Richards notes our cultural conceptions of capitalism drip with notions of greed-driven capitalists, none more famous than Gordon Gekko, the protagonist of the 1987 movie "Wall Street" who famously declared, "Greed is good." Closer to reality, Ayn Rand, the patron saint of the Tea Partiers, spent her career defending greed as the basis of capitalism and as the highest virtue. But most Christians would be unable to see greed as anything but a vice. And Rand, an avowed and even vicious atheist, understandably discomforts most evangelicals. Richards counters, however, that Rand got it wrong. The root of capitalism isn't selfishness, but self-interest, what Richards contends Adam Smith meant but Ayn Rand misinterpreted. Self-interest, unlike selfishness, is not concerned only with the self because it is in the interest of the individual to care for his or her family, friends, communities, and causes. The true capitalist wants to get ahead so she can provide for her family, contribute to her chosen charities, and reinvest in her business so that it can grow even more. If capitalism was about merely selfish greed, the system would implode on itself as the wealthy hoarder hid away all his riches or squandered them all on self-serving pursuits. But capitalism succeeds, Richards maintains, because the true capitalist operates from a self-interest that benefits far more than the individual.

Richards' presentation of capitalism as an altruistic, almost selfless, act would infuriate Rand -- she found altruism and capitalism incompatible and thought Christian altruism and socialism were pretty much the same thing -- but his message is clearly designed for younger evangelicals who, he proudly notes, care deeply about issues of justice and fairness. Richards worries these valid concerns will lead them to embrace questionable economic practices and policies like tougher regulation, fair trade, and higher taxes that redistribute wealth. What these young evangelicals should do instead is back a free market system that will create more wealth for everyone the less the economy is controlled by government bureaucrats. It's not a new argument, of course, and critics might easily point to the many ways an unregulated economy hasn't lived up to all the promises of its advocates - this is likely one reason why Richards almost entirely avoids the historical example of late-nineteenth and early-twentieth century American industrial capitalism. But Richards' contribution is to imbue capitalism with Biblical values he claims have always been at its truest heart.

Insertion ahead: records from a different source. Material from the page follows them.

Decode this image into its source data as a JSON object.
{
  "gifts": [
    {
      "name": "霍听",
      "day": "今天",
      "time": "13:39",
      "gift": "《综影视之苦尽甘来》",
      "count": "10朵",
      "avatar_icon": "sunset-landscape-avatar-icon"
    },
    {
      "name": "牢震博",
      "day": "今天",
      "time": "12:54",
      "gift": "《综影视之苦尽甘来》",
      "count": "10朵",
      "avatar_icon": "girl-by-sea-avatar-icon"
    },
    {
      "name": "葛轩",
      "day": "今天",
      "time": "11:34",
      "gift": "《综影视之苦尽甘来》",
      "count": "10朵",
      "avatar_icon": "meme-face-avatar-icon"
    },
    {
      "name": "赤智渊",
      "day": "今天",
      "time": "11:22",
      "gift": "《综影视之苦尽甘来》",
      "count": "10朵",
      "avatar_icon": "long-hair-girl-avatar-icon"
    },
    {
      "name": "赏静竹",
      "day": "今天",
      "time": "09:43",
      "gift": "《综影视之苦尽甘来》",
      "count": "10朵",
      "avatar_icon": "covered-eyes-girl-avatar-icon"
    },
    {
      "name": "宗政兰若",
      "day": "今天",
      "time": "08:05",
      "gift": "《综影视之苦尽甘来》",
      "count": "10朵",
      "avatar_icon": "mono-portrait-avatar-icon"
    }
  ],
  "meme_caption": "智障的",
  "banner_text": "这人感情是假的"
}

Considering how popular the book is among Tea Partiers, Money, Greed, and God's biggest surprise may be its measured, restrained tone. Aside from a few cringe-worthy barbs, like the only remaining communists living "mostly in places like Harvard and Havana," Richards' work displays none of the fiery and sensationalist bromides we've come to expect from Tea Partiers. There's no culture war at work here, but instead a sober theological and economic treatise being made. In fact, "abortion" garners only one mention. (Richards tells us abortion rates are always higher in communist countries than in free ones. He, however, provides no sources for the assertion.) But this calm and even pastorly tone reveals one way the Religious Right might continue to coexist with the Tea Party movement. Of late, some evangelicals have begun to worry aloud about the overly libertarian leanings of Tea Party leaders. While conservative evangelicals support the economic and political objectives of the Tea Party movement, many have begun to fear that its explicitly libertarian justifications lack the moral basis and theological principles they believe should be at the heart of any politics. Jay Richards delivers that Biblical rationale. At a moment in which debates over the economic future of the nation, rather than abortion or even gay marriage, have brought together one of the most vibrant and passionate political movements we've seen in a while, works like Money, Greed, and God may help hold together that diverse coalition, allowing evangelical Christians to understand the invisible hand of the free market as no less than the unstoppable hand of God.